Seven requirements to claim input tax on secondhand goods
Notional input tax is the Vat you can claim on secondhand goods as a vendor who has bought the goods for your business from a person who isn't a vendor. But before your company claims tax on these goods, there are seven requirements your company must meet. Read on to find out what they are...
According to the Vat Act, you can claim notional input tax for secondhand goods you've bought for your company.
But the Act lays down a list of requirements relating to notional input tax deductions that your company must meet. And this means SARS will scrutinise you if you get it wrong.
Claiming input tax on secondhand goods? Meet these seven requirements first
According to the Practical Vat Loose Leaf Service, your company must satisfy the following requirements to claim the input tax on secondhand goods:
The goods must be secondhand. This means they must have been previously owned and used. Note that animals, gold coins or 'old order' mining rights don't count as secondhand goods.
The supply may not be a taxable supply. The purchase must be from someone who isn't registered as a Vat vendor.
The supplier must be a South African resident.
The purchaser must have paid for the supply.

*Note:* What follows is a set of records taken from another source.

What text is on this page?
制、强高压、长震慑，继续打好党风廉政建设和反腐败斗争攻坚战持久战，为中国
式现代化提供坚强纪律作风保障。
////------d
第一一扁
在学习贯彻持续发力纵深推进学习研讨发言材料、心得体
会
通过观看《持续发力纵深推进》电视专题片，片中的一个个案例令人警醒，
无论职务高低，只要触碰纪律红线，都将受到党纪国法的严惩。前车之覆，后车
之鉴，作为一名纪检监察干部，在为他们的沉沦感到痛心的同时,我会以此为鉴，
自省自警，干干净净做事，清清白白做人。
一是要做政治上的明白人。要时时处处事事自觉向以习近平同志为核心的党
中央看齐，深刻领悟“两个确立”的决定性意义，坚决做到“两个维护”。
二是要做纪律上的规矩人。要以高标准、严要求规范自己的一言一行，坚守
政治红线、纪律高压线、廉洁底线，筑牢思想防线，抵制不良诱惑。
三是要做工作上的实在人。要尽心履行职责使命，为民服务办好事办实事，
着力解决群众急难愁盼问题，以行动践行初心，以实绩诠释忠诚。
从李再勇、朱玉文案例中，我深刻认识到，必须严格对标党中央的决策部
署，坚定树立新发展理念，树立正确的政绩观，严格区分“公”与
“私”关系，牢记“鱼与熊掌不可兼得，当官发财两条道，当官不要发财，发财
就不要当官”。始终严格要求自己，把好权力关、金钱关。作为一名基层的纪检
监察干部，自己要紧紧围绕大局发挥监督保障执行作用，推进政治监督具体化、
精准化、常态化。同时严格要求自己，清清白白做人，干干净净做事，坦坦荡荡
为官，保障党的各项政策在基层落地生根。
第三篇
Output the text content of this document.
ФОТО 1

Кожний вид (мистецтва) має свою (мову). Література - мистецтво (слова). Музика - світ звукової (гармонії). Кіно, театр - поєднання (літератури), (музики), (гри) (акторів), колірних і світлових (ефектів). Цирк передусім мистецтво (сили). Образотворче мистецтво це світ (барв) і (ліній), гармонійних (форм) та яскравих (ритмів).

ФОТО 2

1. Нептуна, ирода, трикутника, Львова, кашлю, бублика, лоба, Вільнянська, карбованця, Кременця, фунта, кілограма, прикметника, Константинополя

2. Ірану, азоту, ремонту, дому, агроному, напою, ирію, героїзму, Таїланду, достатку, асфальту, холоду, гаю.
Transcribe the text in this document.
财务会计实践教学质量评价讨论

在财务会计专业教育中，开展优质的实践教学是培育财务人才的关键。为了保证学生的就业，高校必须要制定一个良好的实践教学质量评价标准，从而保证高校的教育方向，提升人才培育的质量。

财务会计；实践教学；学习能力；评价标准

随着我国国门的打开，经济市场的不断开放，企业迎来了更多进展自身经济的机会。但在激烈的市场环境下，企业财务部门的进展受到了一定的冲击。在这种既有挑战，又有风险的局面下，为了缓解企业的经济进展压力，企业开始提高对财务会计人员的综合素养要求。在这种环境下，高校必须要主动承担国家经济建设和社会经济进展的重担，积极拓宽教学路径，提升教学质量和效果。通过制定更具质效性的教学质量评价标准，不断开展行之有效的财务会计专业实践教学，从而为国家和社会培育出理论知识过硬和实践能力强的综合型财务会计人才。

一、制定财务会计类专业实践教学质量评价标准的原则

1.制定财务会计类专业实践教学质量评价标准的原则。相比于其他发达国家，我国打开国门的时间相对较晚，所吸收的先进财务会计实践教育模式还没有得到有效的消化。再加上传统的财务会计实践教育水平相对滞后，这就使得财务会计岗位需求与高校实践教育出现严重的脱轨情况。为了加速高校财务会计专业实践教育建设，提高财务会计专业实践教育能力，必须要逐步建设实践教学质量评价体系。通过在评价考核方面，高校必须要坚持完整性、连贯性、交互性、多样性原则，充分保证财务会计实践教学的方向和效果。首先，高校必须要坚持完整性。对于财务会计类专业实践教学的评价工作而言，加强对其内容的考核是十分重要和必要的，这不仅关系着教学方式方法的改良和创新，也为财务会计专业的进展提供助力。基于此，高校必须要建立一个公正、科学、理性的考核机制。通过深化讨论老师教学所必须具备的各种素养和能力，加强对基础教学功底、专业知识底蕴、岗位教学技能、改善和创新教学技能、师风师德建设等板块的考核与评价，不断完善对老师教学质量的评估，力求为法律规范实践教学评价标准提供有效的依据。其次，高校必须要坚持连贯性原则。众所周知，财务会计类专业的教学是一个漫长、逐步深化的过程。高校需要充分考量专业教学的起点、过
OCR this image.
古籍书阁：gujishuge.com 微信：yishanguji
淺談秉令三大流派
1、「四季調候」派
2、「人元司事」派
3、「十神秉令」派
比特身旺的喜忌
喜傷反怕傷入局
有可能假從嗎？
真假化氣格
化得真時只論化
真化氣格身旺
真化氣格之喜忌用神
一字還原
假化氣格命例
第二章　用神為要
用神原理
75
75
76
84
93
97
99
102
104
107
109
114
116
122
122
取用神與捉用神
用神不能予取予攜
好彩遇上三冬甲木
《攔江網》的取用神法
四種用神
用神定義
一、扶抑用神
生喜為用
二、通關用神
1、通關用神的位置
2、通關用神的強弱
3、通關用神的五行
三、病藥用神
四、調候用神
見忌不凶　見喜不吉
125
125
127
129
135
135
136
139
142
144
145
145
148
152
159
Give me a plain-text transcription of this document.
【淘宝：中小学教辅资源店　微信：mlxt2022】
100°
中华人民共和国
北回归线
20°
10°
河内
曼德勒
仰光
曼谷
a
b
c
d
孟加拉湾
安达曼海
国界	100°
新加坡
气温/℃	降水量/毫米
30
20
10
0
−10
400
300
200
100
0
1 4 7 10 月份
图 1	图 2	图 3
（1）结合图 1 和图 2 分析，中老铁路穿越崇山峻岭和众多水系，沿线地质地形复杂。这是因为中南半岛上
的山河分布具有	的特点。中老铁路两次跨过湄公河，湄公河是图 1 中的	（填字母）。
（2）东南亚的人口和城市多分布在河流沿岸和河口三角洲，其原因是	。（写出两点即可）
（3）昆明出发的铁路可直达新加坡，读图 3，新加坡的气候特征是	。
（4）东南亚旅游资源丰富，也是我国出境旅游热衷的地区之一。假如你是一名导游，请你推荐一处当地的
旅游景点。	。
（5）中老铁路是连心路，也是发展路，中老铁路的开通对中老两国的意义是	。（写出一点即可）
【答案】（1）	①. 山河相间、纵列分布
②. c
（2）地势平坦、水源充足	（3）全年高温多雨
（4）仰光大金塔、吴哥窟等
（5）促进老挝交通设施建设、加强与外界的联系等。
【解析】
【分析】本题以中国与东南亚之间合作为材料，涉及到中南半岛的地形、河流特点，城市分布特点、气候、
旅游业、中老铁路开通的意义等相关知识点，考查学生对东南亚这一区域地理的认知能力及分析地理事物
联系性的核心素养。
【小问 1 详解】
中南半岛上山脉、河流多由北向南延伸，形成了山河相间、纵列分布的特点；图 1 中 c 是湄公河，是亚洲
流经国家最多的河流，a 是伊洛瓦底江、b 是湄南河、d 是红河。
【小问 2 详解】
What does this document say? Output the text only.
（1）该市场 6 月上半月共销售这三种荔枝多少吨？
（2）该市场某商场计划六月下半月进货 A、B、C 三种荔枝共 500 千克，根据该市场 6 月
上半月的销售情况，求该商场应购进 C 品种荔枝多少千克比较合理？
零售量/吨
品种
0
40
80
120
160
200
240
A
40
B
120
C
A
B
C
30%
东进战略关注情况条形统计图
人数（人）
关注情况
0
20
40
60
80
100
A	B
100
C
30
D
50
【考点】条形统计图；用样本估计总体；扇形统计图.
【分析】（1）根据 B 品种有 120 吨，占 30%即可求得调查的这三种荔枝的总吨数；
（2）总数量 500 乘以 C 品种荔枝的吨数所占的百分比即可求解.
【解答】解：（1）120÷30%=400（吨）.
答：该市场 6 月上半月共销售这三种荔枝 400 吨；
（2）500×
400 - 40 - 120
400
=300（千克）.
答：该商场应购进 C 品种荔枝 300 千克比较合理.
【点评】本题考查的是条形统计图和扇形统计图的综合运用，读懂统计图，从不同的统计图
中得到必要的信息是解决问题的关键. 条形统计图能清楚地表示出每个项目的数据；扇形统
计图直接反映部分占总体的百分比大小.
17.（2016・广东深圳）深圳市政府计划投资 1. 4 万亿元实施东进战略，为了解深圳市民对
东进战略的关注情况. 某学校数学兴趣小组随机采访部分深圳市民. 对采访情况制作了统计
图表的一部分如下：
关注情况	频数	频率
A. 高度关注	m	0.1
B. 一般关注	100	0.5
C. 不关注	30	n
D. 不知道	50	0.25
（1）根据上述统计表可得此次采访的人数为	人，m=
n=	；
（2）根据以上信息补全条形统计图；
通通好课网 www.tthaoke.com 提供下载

Remember that 'input tax is only allowed to the extent that payment has been made,' says the Loose Leaf.
You must have kept all the records and details of the transaction.
You calculate the input tax by multiplying the tax fraction (14/114) by the amount of the consideration paid for the goods.
If the secondhand goods are fixed property, the amount of input tax you can claim on the sale is limited to the amount of the transfer duty. And you can only claim it once the transfer duty on the transaction has been paid.
Knowing what the requirements for claiming input tax on secondhand goods are will ensure you do it correctly.